Uma posição inadequada e prolongada do ombro e o braço estendido podem levar a lesões no plexo braquial (às vezes, 15 minutos são suficientes). Para evitar lesões, o anestesiologista deve garantir que o ombro e o braço do paciente estejam confortavelmente fixos. Uma posição prolongada com os membros inferiores elevados na cadeira e os apoios de pernas em posição incorreta também pode levar à parestesia nas pernas. Se tais complicações ocorrerem, é necessária uma consulta com um neurologista.
Pacientes sob anestesia não estão suficientemente protegidos contra lesões por tração na coluna. Puxar o paciente pelas pernas de forma desajeitada para criar a posição necessária na mesa cirúrgica ou abrir as pernas pode levar à lesão (alongamento excessivo) dos ligamentos espinhais, com o aparecimento de dor crônica nas costas. Portanto, durante a cirurgia, dois assistentes abrem as pernas simultaneamente, colocam-nas na posição desejada e as fixam fisiologicamente.
Danos aos tecidos moles causados por peças metálicas móveis da mesa cirúrgica são descritos. Na maioria das vezes, esses danos ocorrem quando o paciente é removido da mesa. Se as precauções de segurança forem violadas, queimaduras nos tecidos moles também podem ocorrer durante a eletrocirurgia. Portanto, é necessário monitorar cuidadosamente a conexão dos fios elétricos, sua integridade e o posicionamento correto do eletrodo neutro.
A pressão local prolongada nas panturrilhas na cadeira ginecológica pode levar à trombose das veias profundas da região da canela. Se houver suspeita de trombose, deve-se ter cautela com a possibilidade de embolia pulmonar. Se o diagnóstico for confirmado, é necessário prescrever imediatamente anticoagulantes, antibióticos e consultar um cirurgião vascular.
Ineficácia do tratamento
Os critérios para a eficácia do tratamento dependem de muitos fatores, incluindo as expectativas da paciente. Antes da operação, a mulher deve ser informada sobre todos os possíveis resultados e consequências do tratamento. A eficácia do tratamento é determinada pelos seguintes fatores:
- Seleção correta de pacientes.
- Abordagem cuidadosa dos detalhes da operação.
- Conversa com o paciente sobre a natureza da operação proposta e suas possíveis consequências.
- Antes da excisão do septo uterino, a mulher deve ser informada de que aproximadamente 15% das pacientes após tal operação sofrem um aborto espontâneo no primeiro trimestre da gravidez.
- Após a ablação (ressecção) do endométrio, nem todas as mulheres apresentam amenorreia; a hipomenorreia se desenvolve com mais frequência. Em aproximadamente 15% a 20% das pacientes, a operação é ineficaz. Se a paciente desejar, pode ser operada novamente.

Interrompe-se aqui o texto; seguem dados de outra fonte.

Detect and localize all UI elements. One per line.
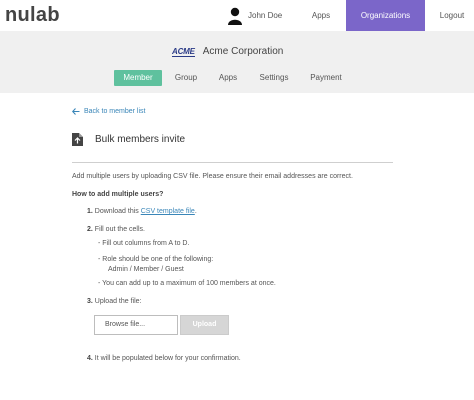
tab-payment[interactable]: Payment [305,70,347,86]
browse-file-button[interactable]: Browse file... [94,315,178,335]
step-4: 4. It will be populated below for your c… [87,354,241,363]
heading-divider [72,162,393,163]
step-2: 2. Fill out the cells. [87,225,145,234]
step-4-text: It will be populated below for your conf… [94,355,241,362]
bullet-3-text: You can add up to a maximum of 100 membe… [102,280,276,287]
step-2-bullet-2: - Role should be one of the following: [98,256,214,263]
step-1-suffix: . [194,208,197,215]
step-1: 1. Download this CSV template file. [87,207,197,216]
nav-apps[interactable]: Apps [306,0,336,31]
step-4-number: 4. [87,355,93,362]
role-options-text: Admin / Member / Guest [108,266,184,273]
back-link-label: Back to member list [84,108,146,115]
step-2-number: 2. [87,226,93,233]
step-2-bullet-3: - You can add up to a maximum of 100 mem… [98,280,276,287]
user-menu[interactable]: John Doe [227,0,282,31]
step-3-number: 3. [87,298,93,305]
step-1-prefix: Download this [94,208,141,215]
user-name: John Doe [248,11,283,20]
tab-settings[interactable]: Settings [254,70,294,86]
csv-template-link[interactable]: CSV template file [141,208,195,215]
nav-logout[interactable]: Logout [432,0,472,31]
tab-member[interactable]: Member [114,70,162,86]
user-avatar-icon [228,7,242,25]
back-to-member-list-link[interactable]: Back to member list [72,108,145,115]
nulab-logo[interactable]: nulab [5,3,60,27]
acme-logo: ACME [172,46,195,57]
step-2-bullet-1: - Fill out columns from A to D. [98,240,190,247]
file-upload-icon [72,133,83,146]
organization-tabs: Member Group Apps Settings Payment [0,70,474,86]
organization-name: Acme Corporation [202,46,284,57]
step-2-text: Fill out the cells. [94,226,145,233]
page-heading: Bulk members invite [72,133,185,146]
tab-group[interactable]: Group [170,70,202,86]
bullet-1-text: Fill out columns from A to D. [102,240,190,247]
bullet-2-text: Role should be one of the following: [102,256,214,263]
organization-header: ACME Acme Corporation Member Group Apps … [0,31,474,93]
page-title: Bulk members invite [95,134,186,145]
nav-organizations[interactable]: Organizations [346,0,425,31]
step-3-text: Upload the file: [94,298,142,305]
arrow-left-icon [72,108,80,115]
intro-text: Add multiple users by uploading CSV file… [72,173,353,180]
tab-apps[interactable]: Apps [214,70,242,86]
step-3: 3. Upload the file: [87,297,142,306]
upload-button[interactable]: Upload [180,315,229,335]
top-navigation-bar: nulab John Doe Apps Organizations Logout [0,0,474,32]
howto-heading: How to add multiple users? [72,191,164,198]
step-1-number: 1. [87,208,93,215]
organization-title: ACME Acme Corporation [172,46,283,57]
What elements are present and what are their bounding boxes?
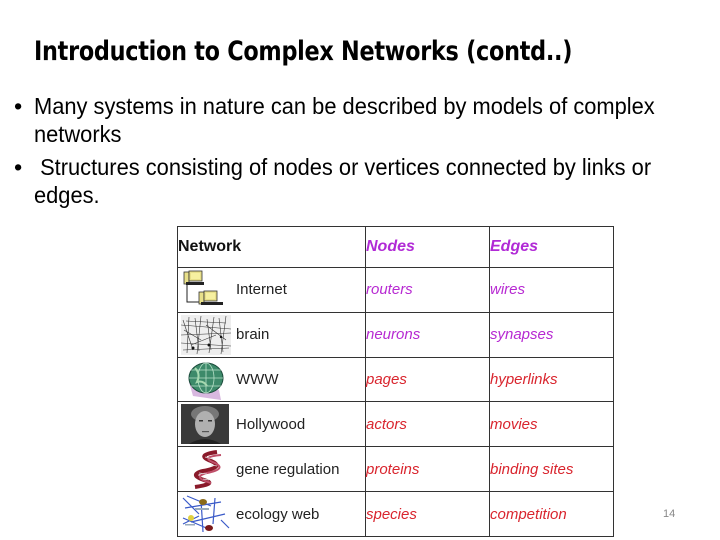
page-number: 14: [663, 508, 676, 520]
dna-helix-icon: [194, 450, 222, 490]
actor-portrait-icon: [181, 404, 229, 445]
network-name: Internet: [236, 281, 287, 299]
bullet-item: • Many systems in nature can be describe…: [14, 92, 714, 148]
edges-cell: movies: [489, 401, 614, 448]
network-name: ecology web: [236, 505, 320, 523]
edges-cell: competition: [489, 491, 614, 537]
bullet-text: Many systems in nature can be described …: [34, 93, 655, 147]
nodes-cell: neurons: [365, 311, 490, 358]
globe-icon: [188, 362, 224, 400]
nodes-cell: pages: [365, 356, 490, 403]
neurons-icon: [181, 314, 231, 355]
nodes-cell: proteins: [365, 446, 490, 493]
edges-cell: synapses: [489, 311, 614, 358]
computers-icon: [183, 270, 223, 305]
table-row: gene regulation proteins binding sites: [177, 446, 614, 493]
slide-title: Introduction to Complex Networks (contd.…: [34, 36, 573, 67]
network-table: Network Nodes Edges Internet routers wir…: [177, 226, 614, 537]
nodes-cell: species: [365, 491, 490, 537]
header-network: Network: [177, 226, 366, 268]
header-nodes: Nodes: [365, 226, 490, 268]
nodes-cell: actors: [365, 401, 490, 448]
bullet-item: • Structures consisting of nodes or vert…: [14, 153, 714, 209]
network-name: gene regulation: [236, 460, 340, 478]
food-web-icon: [182, 495, 230, 533]
bullet-glyph: •: [14, 93, 23, 119]
edges-cell: wires: [489, 267, 614, 313]
edges-cell: hyperlinks: [489, 356, 614, 403]
bullet-glyph: •: [14, 154, 23, 180]
network-name: WWW: [236, 371, 279, 389]
network-name: Hollywood: [236, 415, 306, 433]
bullet-list: • Many systems in nature can be describe…: [14, 92, 714, 214]
table-header-row: Network Nodes Edges: [177, 226, 614, 268]
table-row: brain neurons synapses: [177, 311, 614, 358]
network-name: brain: [236, 326, 270, 344]
table-row: Internet routers wires: [177, 267, 614, 313]
edges-cell: binding sites: [489, 446, 614, 493]
table-row: Hollywood actors movies: [177, 401, 614, 448]
table-row: ecology web species competition: [177, 491, 614, 537]
nodes-cell: routers: [365, 267, 490, 313]
bullet-text: Structures consisting of nodes or vertic…: [34, 154, 658, 208]
table-row: WWW pages hyperlinks: [177, 356, 614, 403]
header-edges: Edges: [489, 226, 614, 268]
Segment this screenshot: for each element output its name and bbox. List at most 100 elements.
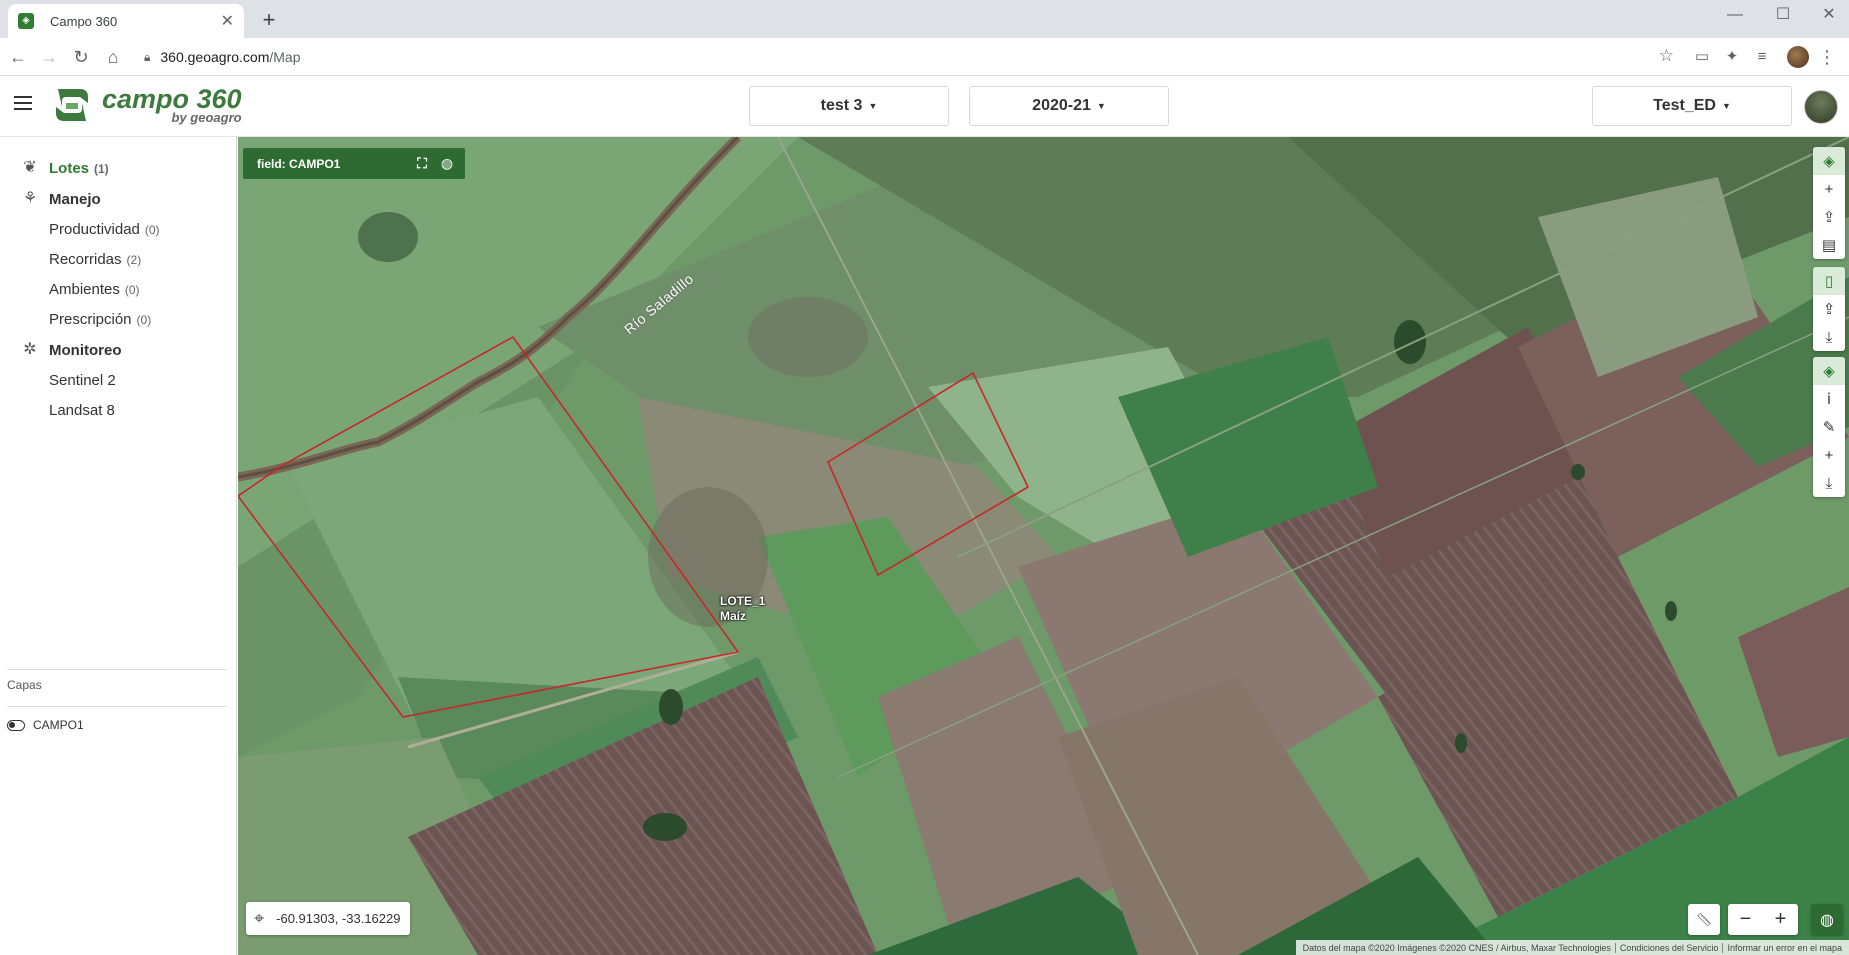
browser-tab[interactable]: ◈ Campo 360 ✕ (8, 4, 244, 38)
browser-tab-bar: ◈ Campo 360 ✕ + — ☐ ✕ (0, 0, 1849, 38)
edit-toolbar: ◈ ⅰ ✎ + ⤓ (1813, 357, 1845, 497)
layers-toolbar: ◈ + ⇪ ▤ (1813, 147, 1845, 259)
field-bar-label: field: CAMPO1 (257, 156, 341, 171)
layers-icon[interactable]: ◈ (1813, 147, 1845, 175)
add-icon[interactable]: + (1813, 175, 1845, 203)
ruler-measure-button[interactable]: 📏︎ (1688, 904, 1720, 935)
sidebar-item-count: (1) (94, 161, 109, 176)
hamburger-menu-icon[interactable] (14, 96, 32, 110)
fullscreen-icon[interactable]: ⛶ (413, 154, 431, 172)
sidebar-item-recorridas[interactable]: Recorridas (2) (0, 246, 237, 272)
sidebar-item-count: (0) (124, 282, 140, 297)
sidebar-item-label: Recorridas (49, 250, 122, 268)
campo360-logo[interactable]: campo 360 by geoagro (50, 83, 242, 127)
coordinates-value: -60.91303, -33.16229 (276, 911, 401, 926)
zoom-control: − + (1728, 904, 1798, 935)
maximize-window-button[interactable]: ☐ (1760, 4, 1806, 26)
forward-arrow-icon[interactable]: → (37, 45, 61, 69)
layers-icon[interactable]: ◈ (1813, 357, 1845, 385)
season-dropdown-label: 2020-21 (1032, 97, 1091, 114)
zoom-in-button[interactable]: + (1775, 908, 1787, 931)
user-dropdown-label: Test_ED (1653, 97, 1716, 114)
map-attribution: Datos del mapa ©2020 Imágenes ©2020 CNES… (1295, 940, 1849, 955)
sidebar-item-label: Manejo (49, 190, 101, 208)
zoom-out-button[interactable]: − (1740, 908, 1752, 931)
sidebar-item-sentinel-2[interactable]: Sentinel 2 (0, 367, 237, 393)
project-dropdown-label: test 3 (820, 97, 863, 114)
field-info-bar: field: CAMPO1 ⛶ ◍ (243, 148, 465, 179)
palette-icon[interactable]: ◍ (438, 154, 456, 172)
close-window-button[interactable]: ✕ (1806, 4, 1849, 26)
browser-menu-icon[interactable]: ⋮ (1818, 47, 1836, 68)
close-tab-icon[interactable]: ✕ (221, 11, 234, 31)
layer-item-label: CAMPO1 (33, 718, 84, 732)
sidebar-item-label: Landsat 8 (49, 401, 115, 419)
satellite-imagery (238, 137, 1849, 955)
sidebar-item-label: Prescripción (49, 310, 132, 328)
user-dropdown[interactable]: Test_ED ▼ (1592, 86, 1792, 126)
cast-icon[interactable]: ▭ (1692, 47, 1712, 67)
download-icon[interactable]: ⤓ (1813, 323, 1845, 351)
app-header: campo 360 by geoagro test 3 ▼ 2020-21 ▼ Te… (0, 76, 1849, 137)
new-tab-button[interactable]: + (256, 8, 282, 34)
minimize-window-button[interactable]: — (1712, 4, 1758, 26)
project-dropdown[interactable]: test 3 ▼ (749, 86, 949, 126)
sidebar-item-label: Sentinel 2 (49, 371, 116, 389)
url-host: 360.geoagro.com (160, 49, 270, 65)
campo360-favicon-icon: ◈ (18, 13, 34, 29)
pencil-icon[interactable]: ✎ (1813, 413, 1845, 441)
report-error-link[interactable]: Informar un error en el mapa (1722, 942, 1846, 953)
layer-toggle[interactable] (7, 719, 25, 731)
satellite-icon: ✲ (23, 341, 37, 358)
sidebar-item-productividad[interactable]: Productividad (0) (0, 216, 237, 242)
caret-down-icon: ▼ (1096, 101, 1106, 111)
layer-item-campo1[interactable]: CAMPO1 (7, 718, 84, 732)
extensions-puzzle-icon[interactable]: ✦ (1722, 47, 1742, 67)
sidebar-item-label: Ambientes (49, 280, 120, 298)
lote-label[interactable]: LOTE_1 Maíz (720, 594, 765, 624)
download-icon[interactable]: ⤓ (1813, 469, 1845, 497)
palette-button[interactable]: ◍ (1811, 904, 1843, 935)
back-arrow-icon[interactable]: ← (6, 45, 30, 69)
caret-down-icon: ▼ (868, 101, 878, 111)
browser-profile-avatar[interactable] (1787, 46, 1809, 68)
sidebar-item-count: (0) (136, 312, 152, 327)
user-avatar[interactable] (1804, 90, 1838, 124)
map-canvas[interactable]: Río Saladillo LOTE_1 Maíz field: CAMPO1 … (238, 137, 1849, 955)
upload-icon[interactable]: ⇪ (1813, 203, 1845, 231)
home-icon[interactable]: ⌂ (101, 45, 125, 69)
add-icon[interactable]: + (1813, 441, 1845, 469)
device-toolbar: ▯ ⇪ ⤓ (1813, 267, 1845, 351)
url-path: /Map (269, 49, 301, 65)
logo-wordmark: campo 360 (102, 84, 242, 114)
sidebar-item-label: Productividad (49, 220, 140, 238)
sidebar-item-manejo[interactable]: ⚘ Manejo (0, 186, 237, 212)
document-icon[interactable]: ▤ (1813, 231, 1845, 259)
sidebar-item-count: (2) (126, 252, 142, 267)
crosshair-icon[interactable]: ⌖ (254, 908, 264, 929)
bookmark-star-icon[interactable]: ☆ (1659, 46, 1674, 66)
browser-tab-title: Campo 360 (50, 13, 118, 29)
sprout-icon: ❦ (23, 159, 37, 176)
sidebar-item-prescripcion[interactable]: Prescripción (0) (0, 306, 237, 332)
mobile-device-icon[interactable]: ▯ (1813, 267, 1845, 295)
upload-icon[interactable]: ⇪ (1813, 295, 1845, 323)
sidebar: ❦ Lotes (1) ⚘ Manejo Productividad (0) Rec… (0, 137, 237, 955)
seedling-hand-icon: ⚘ (22, 190, 38, 207)
info-icon[interactable]: ⅰ (1813, 385, 1845, 413)
url-omnibox[interactable]: 🔒︎ 360.geoagro.com/Map ☆ (134, 43, 1682, 71)
sidebar-item-ambientes[interactable]: Ambientes (0) (0, 276, 237, 302)
terms-link[interactable]: Condiciones del Servicio (1614, 942, 1723, 953)
reload-icon[interactable]: ↻ (69, 45, 93, 69)
sidebar-item-landsat-8[interactable]: Landsat 8 (0, 397, 237, 423)
season-dropdown[interactable]: 2020-21 ▼ (969, 86, 1169, 126)
sidebar-item-lotes[interactable]: ❦ Lotes (1) (0, 155, 237, 181)
layers-section-title: Capas (7, 678, 42, 692)
lote-crop: Maíz (720, 609, 747, 623)
divider (7, 669, 227, 670)
sidebar-item-label: Lotes (49, 159, 90, 177)
attribution-data: Datos del mapa ©2020 Imágenes ©2020 CNES… (1302, 942, 1611, 953)
sidebar-item-monitoreo[interactable]: ✲ Monitoreo (0, 337, 237, 363)
sidebar-item-count: (0) (144, 222, 160, 237)
media-queue-icon[interactable]: ≡ (1752, 47, 1772, 67)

- Em pacientes submetidas à miomectomia histeroscópica, a menorragia persiste em 20% dos casos. A remoção de um nódulo submucoso não garante a gravidez em uma paciente com infertilidade.
- Após a dissecção de aderências intrauterinas (especialmente as comuns), a gravidez não ocorre em 60 a 80% das pacientes. Se ocorrer gravidez, é possível que haja acretismo placentário.